Carmen, described on her business card as a New Zealand and Sydney icon, was visiting Wellington from Sydney where she has lived the past 26 years, for her 70th birthday.
Dressed as always in drag she told reporters about the tough time she had had over her sexuality back in the 1950s to 1970s.
Carmen had to front up to a parliamentary select committee after saying during a television interview that she knew one homosexual and a few bisexuals were in Parliament,
It was about the time Labour MP Colin Moyle's private activities came under the spotlight.
Mr Moyle resigned from Parliament in 1977 after Prime Minister Sir Robert Muldoon accused him of having been picked up by the police for homosexual activities.
When Mr Moyle denied the allegations, Sir Robert offered to table the relevant police file.
Accused of using police and the Security Intelligence Service to his political opponent's disadvantage, Sir Robert was called to appear before the committee.
"Mr Muldoon was called up ... and he said 'well, if I have to go Carmen's got to go', so that's how I got here."
Apart from having to apologise and withdraw her remarks, that was the end of the matter for Carmen, but she has no regrets.
"It was all good business for my coffee bar and my nightclub."
Carmen ran a coffee shop - opened in 1968 - and nightclub on Victoria St, in downtown Wellington.
She said it was a tough time to be out of the closet - but that didn't stop her and she prides herself on being the first openly gay Maori and drag entertainer back in the 1950s.
"It was very, very hard those days because the straight and square people beat you up, and punch you, and give you a hiding, so you have to be a good runner."
Carmen was also, at one point, backed by businessman Sir Robert Jones to run for mayor but, after an entertaining campaign, did not win.
Standing next to transsexual MP Georgina Beyer, Carmen said it was wonderful that times had changed.
"I come back now at 70 years and you've got it all going so that's wonderful.
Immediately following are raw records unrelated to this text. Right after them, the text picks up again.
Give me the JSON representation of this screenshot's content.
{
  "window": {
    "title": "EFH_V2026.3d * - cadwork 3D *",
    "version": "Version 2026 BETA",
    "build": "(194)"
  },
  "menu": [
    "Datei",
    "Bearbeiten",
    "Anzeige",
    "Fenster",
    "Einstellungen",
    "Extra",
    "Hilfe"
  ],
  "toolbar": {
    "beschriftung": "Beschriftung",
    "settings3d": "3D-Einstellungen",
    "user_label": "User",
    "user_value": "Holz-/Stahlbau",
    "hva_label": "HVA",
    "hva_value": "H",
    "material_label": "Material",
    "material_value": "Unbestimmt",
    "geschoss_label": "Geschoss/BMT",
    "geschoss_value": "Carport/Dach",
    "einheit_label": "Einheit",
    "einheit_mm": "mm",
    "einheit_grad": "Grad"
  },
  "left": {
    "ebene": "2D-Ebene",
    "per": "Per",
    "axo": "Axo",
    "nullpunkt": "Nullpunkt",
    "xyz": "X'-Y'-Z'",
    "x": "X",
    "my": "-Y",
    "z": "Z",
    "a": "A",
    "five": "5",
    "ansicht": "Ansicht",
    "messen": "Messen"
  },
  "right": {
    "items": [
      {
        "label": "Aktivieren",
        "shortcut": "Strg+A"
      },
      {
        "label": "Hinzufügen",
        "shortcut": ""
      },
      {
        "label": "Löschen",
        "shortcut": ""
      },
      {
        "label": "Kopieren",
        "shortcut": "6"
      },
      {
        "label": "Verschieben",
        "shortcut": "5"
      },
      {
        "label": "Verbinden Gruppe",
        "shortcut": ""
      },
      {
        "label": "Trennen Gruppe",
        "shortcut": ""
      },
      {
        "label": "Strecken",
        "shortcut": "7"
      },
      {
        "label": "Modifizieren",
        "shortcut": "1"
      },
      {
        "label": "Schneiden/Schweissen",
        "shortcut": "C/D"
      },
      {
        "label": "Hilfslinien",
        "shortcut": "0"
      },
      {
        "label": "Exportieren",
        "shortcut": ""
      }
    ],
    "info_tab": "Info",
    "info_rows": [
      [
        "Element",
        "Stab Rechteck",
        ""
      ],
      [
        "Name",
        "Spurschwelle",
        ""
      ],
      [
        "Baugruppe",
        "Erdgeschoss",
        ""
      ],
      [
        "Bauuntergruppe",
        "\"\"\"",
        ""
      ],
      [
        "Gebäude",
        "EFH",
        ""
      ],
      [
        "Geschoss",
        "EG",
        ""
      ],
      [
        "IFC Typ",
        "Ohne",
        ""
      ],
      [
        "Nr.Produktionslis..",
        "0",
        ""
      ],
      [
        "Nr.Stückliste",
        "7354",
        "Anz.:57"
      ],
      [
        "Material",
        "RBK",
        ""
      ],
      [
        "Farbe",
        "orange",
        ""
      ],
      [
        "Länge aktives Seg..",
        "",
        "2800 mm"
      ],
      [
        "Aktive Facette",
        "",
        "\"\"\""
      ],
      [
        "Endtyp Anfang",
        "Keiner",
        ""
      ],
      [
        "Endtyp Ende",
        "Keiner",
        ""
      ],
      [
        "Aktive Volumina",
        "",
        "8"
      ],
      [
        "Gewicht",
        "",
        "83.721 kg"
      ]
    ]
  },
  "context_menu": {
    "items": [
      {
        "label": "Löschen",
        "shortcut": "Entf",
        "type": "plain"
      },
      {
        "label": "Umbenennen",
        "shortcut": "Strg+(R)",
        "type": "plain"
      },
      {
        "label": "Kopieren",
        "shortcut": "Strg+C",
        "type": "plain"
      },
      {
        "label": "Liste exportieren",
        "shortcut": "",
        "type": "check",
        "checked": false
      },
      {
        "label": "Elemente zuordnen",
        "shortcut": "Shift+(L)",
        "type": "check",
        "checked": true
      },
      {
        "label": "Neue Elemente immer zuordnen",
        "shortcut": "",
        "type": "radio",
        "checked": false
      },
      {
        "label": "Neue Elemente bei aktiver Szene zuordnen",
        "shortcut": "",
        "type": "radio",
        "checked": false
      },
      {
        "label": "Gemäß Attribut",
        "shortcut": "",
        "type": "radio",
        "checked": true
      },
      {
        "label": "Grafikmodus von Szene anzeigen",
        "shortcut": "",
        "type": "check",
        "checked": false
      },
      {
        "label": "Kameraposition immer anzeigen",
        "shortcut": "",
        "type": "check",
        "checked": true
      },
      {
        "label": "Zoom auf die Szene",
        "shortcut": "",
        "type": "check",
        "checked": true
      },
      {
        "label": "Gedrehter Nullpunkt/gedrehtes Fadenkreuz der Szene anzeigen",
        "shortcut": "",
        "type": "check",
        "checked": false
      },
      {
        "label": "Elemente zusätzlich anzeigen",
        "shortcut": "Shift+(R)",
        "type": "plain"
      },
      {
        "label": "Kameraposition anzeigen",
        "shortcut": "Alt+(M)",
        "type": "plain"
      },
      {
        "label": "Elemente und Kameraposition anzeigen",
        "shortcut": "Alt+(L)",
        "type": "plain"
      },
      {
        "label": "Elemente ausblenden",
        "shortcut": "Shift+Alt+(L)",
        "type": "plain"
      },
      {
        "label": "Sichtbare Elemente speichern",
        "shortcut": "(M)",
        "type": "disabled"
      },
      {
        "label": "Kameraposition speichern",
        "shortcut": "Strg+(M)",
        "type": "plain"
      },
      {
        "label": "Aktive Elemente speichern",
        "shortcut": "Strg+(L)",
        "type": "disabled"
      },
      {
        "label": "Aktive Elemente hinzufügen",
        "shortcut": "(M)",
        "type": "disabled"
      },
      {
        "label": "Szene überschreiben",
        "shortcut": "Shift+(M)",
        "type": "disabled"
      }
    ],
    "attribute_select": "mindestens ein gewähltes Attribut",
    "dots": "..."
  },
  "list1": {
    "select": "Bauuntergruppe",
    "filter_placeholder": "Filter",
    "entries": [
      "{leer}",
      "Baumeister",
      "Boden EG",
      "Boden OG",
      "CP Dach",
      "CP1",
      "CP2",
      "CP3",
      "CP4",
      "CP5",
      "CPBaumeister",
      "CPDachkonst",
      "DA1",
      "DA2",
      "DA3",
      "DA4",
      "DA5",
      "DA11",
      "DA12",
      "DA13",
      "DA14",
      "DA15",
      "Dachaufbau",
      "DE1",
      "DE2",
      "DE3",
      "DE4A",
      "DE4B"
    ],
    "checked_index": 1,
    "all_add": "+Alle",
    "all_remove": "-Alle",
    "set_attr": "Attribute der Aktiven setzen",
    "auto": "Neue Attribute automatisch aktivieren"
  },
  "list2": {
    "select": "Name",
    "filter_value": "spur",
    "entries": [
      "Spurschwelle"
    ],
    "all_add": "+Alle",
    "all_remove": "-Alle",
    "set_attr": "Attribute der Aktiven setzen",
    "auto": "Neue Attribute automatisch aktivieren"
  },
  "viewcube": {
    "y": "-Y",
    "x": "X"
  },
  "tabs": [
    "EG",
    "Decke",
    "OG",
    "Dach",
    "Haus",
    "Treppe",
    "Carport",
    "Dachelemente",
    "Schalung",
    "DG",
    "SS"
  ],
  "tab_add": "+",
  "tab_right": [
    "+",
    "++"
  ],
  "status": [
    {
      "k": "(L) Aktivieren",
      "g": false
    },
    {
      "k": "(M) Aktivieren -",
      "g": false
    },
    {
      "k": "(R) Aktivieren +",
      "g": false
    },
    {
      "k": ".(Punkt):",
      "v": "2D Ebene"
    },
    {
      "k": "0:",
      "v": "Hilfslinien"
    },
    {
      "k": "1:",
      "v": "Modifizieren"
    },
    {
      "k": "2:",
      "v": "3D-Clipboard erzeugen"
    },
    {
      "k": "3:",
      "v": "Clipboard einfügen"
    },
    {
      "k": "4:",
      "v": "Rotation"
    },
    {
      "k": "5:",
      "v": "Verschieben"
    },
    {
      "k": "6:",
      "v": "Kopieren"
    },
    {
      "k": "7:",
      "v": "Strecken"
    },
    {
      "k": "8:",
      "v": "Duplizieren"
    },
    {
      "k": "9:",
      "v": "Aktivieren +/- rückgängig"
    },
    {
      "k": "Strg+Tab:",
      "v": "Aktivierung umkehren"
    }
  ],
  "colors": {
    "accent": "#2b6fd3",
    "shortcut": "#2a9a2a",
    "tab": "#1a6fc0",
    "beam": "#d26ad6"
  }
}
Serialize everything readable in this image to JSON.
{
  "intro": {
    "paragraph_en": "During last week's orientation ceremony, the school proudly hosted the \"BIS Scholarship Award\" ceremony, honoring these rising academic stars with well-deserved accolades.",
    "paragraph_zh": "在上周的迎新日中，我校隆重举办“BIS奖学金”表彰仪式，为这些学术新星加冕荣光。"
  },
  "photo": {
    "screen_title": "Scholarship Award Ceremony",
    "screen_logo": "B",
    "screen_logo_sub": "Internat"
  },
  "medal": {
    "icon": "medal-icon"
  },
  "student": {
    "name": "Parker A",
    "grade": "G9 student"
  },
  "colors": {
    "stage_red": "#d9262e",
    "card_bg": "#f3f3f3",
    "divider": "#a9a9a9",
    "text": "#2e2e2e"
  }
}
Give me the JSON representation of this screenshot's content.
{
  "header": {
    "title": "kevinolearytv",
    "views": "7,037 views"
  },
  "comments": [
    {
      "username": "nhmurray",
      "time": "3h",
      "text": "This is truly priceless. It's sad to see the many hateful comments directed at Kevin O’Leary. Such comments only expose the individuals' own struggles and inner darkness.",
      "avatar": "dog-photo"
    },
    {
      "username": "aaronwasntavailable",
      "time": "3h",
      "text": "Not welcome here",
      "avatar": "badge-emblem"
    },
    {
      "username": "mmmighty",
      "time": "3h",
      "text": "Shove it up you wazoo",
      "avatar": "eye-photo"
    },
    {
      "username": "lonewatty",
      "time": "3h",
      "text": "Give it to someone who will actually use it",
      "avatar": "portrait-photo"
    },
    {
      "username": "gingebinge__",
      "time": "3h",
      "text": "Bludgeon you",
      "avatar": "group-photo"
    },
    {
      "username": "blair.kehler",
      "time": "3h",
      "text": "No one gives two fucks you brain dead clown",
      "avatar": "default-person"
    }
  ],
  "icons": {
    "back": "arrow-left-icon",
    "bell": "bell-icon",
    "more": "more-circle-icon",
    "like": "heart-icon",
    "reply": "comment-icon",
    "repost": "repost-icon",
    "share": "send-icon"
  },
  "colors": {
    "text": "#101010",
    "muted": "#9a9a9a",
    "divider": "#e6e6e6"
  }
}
It may be late but it's happened."
Ms Beyer said Carmen's visit was a brilliant honour.
"The likes of me wouldn't be here if it wasn't for the likes of Carmen bravely and courageously becoming visible, maintaining some dignity with a lot of personality and [who] warmed the affections of many, many New Zealanders."
Ms Beyer said a large dinner would be held in Carmen's honour and Prime Minister Helen Clark was likely to stop by.